龍安寺の最大の見どころは枯山水庭園。Apple創業者のスティーブ・ジョブズが来日した際この庭園を見るために訪れ、禅を行ったと言われています。また、イギリスのエリザベス女王が日本を公式訪問した際、その石庭を絶賛したことが海外のマスコミでも報道され、現在では「ロック・ガーデン」として世界的に有名な日本庭園となっています。
この枯山水庭園には、15個の石が配置されていますが、その数に意味があります。15とは、七五三を足した数字でもあり、十五夜の満月もそうですが、日本では完全を表す数字。そしてこの庭には仕掛けがされており、どの角度から眺めても必ず1個の石は他の石に隠れて見えないように造られています。なぜ、あえて1個の石を見えないようにしているのか。

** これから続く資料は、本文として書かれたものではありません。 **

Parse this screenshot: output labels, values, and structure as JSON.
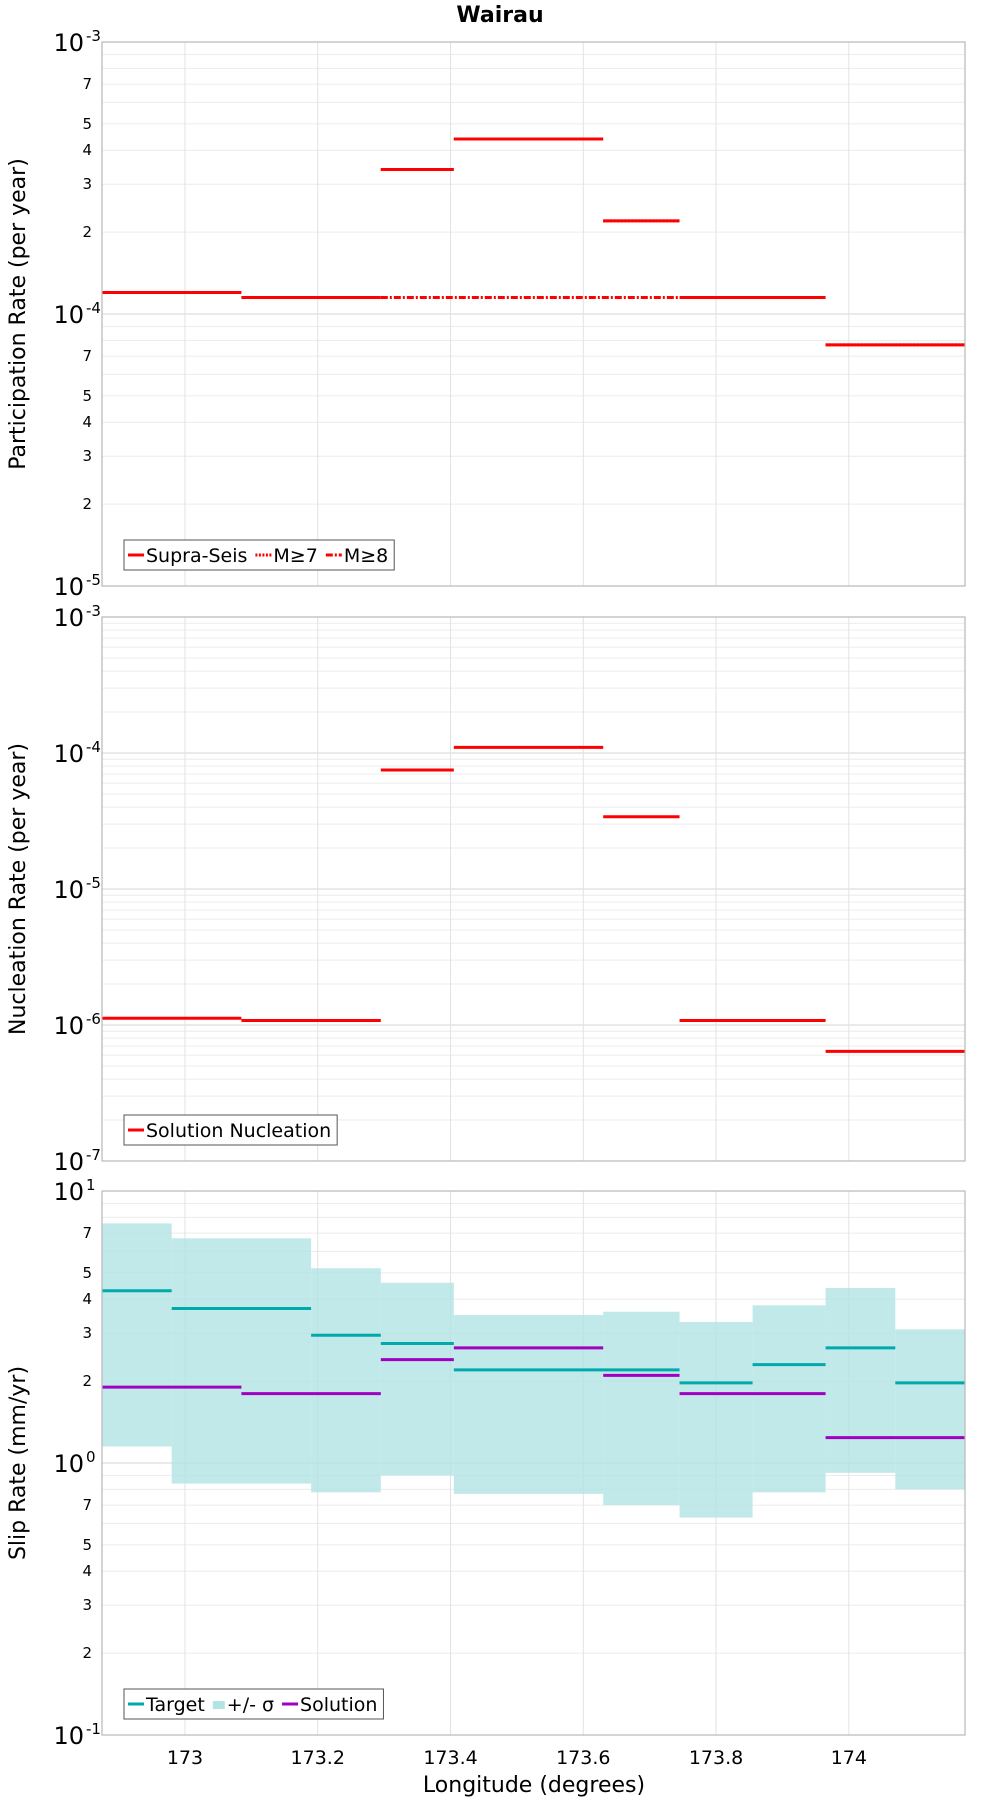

これは、日本には昔から「物事は完成した時点から崩壊が始まる」との思想があることから、あえて「不完全」な庭にしたと言われているのです。
龍安寺にはこのメッセージを表現しているものが、もうひとつあります。それは銭形をした知足のつくばい。上下左右に「五・隹・疋・矢」の四文字が刻まれており、中央の水穴を口の字に見立てることで「吾(わ)れ、唯(た)だ、足ることを知る」と読むことができます。
「吾唯足るを知る」という言葉はできない事を不満に思わず、満足する心を持つことの大切さを説いたもの。1度に14個の石しか見れないことを不満に思わず、満足する心を持つべきという戒めの意味が込められているそう。
人間の欲はどこまでいっても尽きることがなく、追い求めてしまえば、永遠に満足することはできません。そうではなく欲を捨てることで、平安を保てるようにする。龍安寺からは、そんな教えを学ぶことができます。